"Kalau menggunakan istilah perang, ini disebut pemberontakan. Tapi kalau dalam birokrasi, ini disebut subordinasi. Artinya, kejaksaan itu seolah-olah terpisah dari negara. Jadi ada negara dalam negara. Karena sikap para jaksa itu seoah-olah tidak mau mengurus diri sendiri," ujar Ketua Masyarakat Anti Korupsi Indonesia (MAKI) Bonyamin Saiman kepada
Rakyat Merdeka Online sesaat lalu (Minggu, 19/9).
Dia melihat, sikap 8 ribu jaksa itu sudah masuk katagori pemaksaan kehendak kepada presiden untuk memilih calon dari dalam. Padahal, dia melanjutkan, presiden memiliki hak prerogatif penuh untuk menentukan calon. Menurutnya, hal itu sangat tidak etis dan menjadi preseden buruk dalam pemerintahan ini.

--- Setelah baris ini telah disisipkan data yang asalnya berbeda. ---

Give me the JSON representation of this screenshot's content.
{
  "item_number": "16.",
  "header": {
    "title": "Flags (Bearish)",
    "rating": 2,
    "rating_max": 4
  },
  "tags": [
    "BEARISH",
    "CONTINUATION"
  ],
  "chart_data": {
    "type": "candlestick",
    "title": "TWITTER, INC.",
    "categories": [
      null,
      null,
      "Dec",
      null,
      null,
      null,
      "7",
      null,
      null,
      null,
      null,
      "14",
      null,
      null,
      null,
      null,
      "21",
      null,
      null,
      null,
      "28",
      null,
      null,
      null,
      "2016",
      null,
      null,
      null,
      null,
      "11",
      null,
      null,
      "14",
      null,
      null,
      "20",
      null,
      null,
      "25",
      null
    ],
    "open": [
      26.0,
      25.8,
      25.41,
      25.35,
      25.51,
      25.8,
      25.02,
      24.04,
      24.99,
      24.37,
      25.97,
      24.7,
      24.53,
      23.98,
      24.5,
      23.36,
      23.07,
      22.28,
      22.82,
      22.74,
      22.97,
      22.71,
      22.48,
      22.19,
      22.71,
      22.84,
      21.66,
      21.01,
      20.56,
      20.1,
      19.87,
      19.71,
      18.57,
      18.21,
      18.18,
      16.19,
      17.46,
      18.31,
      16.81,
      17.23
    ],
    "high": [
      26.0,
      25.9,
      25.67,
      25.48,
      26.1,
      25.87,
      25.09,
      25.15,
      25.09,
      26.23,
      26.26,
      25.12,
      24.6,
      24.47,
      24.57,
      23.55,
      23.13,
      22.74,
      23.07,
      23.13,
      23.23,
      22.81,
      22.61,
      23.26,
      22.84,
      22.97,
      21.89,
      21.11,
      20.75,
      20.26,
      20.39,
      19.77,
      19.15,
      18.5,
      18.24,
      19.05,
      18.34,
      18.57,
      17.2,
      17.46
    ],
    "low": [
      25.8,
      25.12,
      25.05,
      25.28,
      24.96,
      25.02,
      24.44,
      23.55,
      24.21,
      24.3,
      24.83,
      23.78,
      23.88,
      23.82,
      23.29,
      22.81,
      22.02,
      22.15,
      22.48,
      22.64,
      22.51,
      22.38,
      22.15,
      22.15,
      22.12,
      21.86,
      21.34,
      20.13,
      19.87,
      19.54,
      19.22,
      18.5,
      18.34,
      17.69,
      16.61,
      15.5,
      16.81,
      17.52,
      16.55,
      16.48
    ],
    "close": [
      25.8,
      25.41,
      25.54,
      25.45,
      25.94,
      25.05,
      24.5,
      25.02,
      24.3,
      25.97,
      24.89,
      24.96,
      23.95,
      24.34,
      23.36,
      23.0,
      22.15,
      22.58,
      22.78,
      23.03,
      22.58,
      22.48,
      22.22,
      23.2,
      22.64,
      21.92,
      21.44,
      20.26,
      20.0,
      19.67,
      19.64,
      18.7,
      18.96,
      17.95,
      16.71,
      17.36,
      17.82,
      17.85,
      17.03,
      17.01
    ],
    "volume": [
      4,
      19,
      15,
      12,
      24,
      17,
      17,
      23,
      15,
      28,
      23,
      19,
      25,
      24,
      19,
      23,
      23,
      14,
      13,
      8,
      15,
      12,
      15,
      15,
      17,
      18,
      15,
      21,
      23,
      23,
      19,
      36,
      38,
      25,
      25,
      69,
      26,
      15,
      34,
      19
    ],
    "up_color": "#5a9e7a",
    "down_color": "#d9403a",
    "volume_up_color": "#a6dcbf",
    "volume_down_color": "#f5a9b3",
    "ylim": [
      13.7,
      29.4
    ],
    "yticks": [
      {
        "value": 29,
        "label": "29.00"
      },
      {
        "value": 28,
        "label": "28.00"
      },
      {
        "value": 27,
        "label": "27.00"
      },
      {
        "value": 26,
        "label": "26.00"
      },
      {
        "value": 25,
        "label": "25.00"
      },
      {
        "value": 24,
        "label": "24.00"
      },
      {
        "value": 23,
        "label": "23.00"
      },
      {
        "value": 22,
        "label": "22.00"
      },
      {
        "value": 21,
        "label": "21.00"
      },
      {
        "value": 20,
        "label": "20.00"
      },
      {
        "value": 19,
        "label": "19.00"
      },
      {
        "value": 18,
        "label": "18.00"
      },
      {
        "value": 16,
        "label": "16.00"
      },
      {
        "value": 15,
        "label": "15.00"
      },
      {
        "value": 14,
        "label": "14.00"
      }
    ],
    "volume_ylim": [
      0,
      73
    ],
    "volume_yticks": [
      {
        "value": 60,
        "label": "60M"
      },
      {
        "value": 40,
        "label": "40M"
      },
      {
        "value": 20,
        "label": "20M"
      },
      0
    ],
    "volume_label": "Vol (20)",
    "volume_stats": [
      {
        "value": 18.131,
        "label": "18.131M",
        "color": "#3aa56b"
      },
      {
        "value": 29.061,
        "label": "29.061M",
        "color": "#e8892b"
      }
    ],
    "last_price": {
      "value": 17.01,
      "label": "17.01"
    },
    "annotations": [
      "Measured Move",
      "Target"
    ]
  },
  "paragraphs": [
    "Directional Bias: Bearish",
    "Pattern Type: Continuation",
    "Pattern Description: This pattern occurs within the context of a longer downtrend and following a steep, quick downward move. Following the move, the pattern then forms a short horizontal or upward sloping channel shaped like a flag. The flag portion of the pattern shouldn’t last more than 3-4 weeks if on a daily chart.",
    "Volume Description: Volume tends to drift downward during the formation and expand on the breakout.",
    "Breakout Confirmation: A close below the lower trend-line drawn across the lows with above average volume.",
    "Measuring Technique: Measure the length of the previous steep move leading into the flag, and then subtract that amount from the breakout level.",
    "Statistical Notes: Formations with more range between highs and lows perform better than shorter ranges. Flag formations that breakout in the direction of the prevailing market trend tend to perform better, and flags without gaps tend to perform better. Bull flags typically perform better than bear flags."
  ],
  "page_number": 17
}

"Jaksa itukan PNS (pegawai negeri sipil). Dalam berbagai pemilihan, baik itu pilkada atau pilpres, PNS itu tidak boleh berkampanye. Dengan cara ini mereka telah berpolitik praktis. Kita juga kan tidak pernah dengar sebelumnya, ada PNS dari PU, Deplu, atau Depdagri misalnya, yang meminta agar Presiden memilih calon dari kalangan internal sendiri. Kan tidak pernah ada itu," tandasnya.